I have no idea why I’ve read the Washington Examiner. Well, I do. I saw the headline about commuting costs and grabbed a copy to see if it addressed my ongoing advice/rant to people about the costs of living, proximities, and the ‘walking dead’-like life beyond the beltway. At the same time, I wanted some numbers that might enlighten my fellow Metro riders when the endless debates –revived every time there’s a WMATA budget announcement – about fare hikes explode. As a preface: I think WMATA is probably one of the most poorly run organizations you can find. The safety issues, infrastructure failures, and big step increases in fares, for less service, are problematic. But, you could live in Birmingham, Alabama or Nashville, Tennessee and be paying more to commute on average than you do here.

According to the story, the average monthly cost for commuting in the DC area is about $12,644 per year. I’m assuming that for a household and not a single person. If you’re young, single and living near a Metro station, even one beyond District bounds, you’re paying about $1,700 a year to commute in and out of the city at rush hour, per working adult. Are the delays? Does L’Enfant sometimes smell of fish? Are tourists a problem? Yes to all. Then again, you don’t have to deal with traffic, the system can function far better than cars in bad weather, and you’re paying about a quarter the cost of the average car living knucklehead. Ask those Leesburg commuters about that 16 hour hell-commute from two winters ago. You’re saving $9,000 per year just on commuting - $750 per month that can go to rent or a mortgage payment. This was all quite obvious even before the article, but people didn’t want to hear it. I had fellow students (young ones) who commuted 25-40 miles per day to go to class – aside from their work schedule – because the horrid suburban garden apartment they are sharing with a little known, trashy roommate was $150 cheaper per month. That ‘benefit’ disappeared when you drove your first 200 miles each month – or three days of class. Add in parking and the time you’ve wasted and this deal went south the moment you signed your lease.

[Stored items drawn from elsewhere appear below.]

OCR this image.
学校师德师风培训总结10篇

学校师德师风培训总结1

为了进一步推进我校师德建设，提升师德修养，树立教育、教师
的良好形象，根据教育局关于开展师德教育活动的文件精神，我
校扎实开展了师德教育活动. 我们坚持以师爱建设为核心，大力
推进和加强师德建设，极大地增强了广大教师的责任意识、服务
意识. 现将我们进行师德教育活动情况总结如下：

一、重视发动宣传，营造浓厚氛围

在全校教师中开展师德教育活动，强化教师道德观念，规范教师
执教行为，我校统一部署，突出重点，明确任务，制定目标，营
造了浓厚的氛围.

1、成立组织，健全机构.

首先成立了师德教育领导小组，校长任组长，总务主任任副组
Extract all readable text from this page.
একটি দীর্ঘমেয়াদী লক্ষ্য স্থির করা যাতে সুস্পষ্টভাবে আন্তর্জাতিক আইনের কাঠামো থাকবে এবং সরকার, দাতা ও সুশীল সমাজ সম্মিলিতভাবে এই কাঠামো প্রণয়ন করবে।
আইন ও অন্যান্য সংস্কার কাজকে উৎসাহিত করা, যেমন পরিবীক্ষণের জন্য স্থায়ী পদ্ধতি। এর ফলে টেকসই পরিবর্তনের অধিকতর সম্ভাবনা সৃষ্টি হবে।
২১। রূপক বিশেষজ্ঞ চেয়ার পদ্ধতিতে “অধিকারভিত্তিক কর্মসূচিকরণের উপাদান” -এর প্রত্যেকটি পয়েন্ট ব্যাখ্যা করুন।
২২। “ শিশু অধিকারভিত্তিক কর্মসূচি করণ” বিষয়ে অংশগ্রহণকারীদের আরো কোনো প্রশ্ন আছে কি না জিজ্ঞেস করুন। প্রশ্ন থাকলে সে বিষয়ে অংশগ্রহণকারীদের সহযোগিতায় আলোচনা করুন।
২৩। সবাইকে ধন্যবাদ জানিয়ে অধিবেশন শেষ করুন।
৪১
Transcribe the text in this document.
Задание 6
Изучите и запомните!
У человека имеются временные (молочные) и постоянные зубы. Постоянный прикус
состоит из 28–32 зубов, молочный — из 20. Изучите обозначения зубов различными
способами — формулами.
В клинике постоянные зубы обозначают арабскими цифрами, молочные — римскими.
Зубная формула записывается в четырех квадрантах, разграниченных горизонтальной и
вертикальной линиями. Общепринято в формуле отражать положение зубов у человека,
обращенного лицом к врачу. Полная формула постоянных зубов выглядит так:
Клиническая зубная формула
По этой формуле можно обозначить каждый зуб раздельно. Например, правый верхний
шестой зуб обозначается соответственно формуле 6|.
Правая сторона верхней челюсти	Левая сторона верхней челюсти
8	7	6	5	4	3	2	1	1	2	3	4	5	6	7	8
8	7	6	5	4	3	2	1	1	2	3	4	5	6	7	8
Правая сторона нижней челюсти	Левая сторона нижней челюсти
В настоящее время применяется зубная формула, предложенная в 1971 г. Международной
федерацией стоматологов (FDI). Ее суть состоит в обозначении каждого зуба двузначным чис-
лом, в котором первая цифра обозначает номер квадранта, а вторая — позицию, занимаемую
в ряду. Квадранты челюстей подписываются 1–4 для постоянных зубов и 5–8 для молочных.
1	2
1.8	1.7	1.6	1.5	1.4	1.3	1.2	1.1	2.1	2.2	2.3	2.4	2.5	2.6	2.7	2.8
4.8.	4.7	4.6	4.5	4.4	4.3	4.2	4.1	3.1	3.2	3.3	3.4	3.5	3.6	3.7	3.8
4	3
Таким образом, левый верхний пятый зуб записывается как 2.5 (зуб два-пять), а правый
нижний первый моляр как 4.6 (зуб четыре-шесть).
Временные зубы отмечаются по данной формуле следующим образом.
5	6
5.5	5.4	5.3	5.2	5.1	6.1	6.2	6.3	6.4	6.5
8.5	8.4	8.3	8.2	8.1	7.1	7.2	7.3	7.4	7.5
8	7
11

I wondered what our commuter financial hit came to so I did some maths. According to AAA’s driving costs, which include things like insurance, maintenance, gas, etc., it costs us about $.78 per mile to drive Galactica. X runs 19 miles per day (20 days per month) for $300. L rides the WMATA bus to school for $60 per month. My walk/bus/Metro/bus/walk commute is $200 per month. The boys walk their bags of bones to the school bus everyday for nothing. Even taking into account L’s ‘commute’, we only come to about $560 per month / $6,700 per year. I can’t imagine how commuting sucks away the cash for those paying twice what we pay. There are no doubt there are those who are yanking that average up and area paying upwards of $18,000 per year just for commuting. And, quite truthfully, since my company gives me $200 for commuting each month (straight cash, no taxes), and L.’s commute shouldn’t really count, we are at something like $3,600 per year.

I’m glad we staying in our area when we bought. I think we make lots of money, but another $9,000 needed for commuting would be pretty difficult to pull off.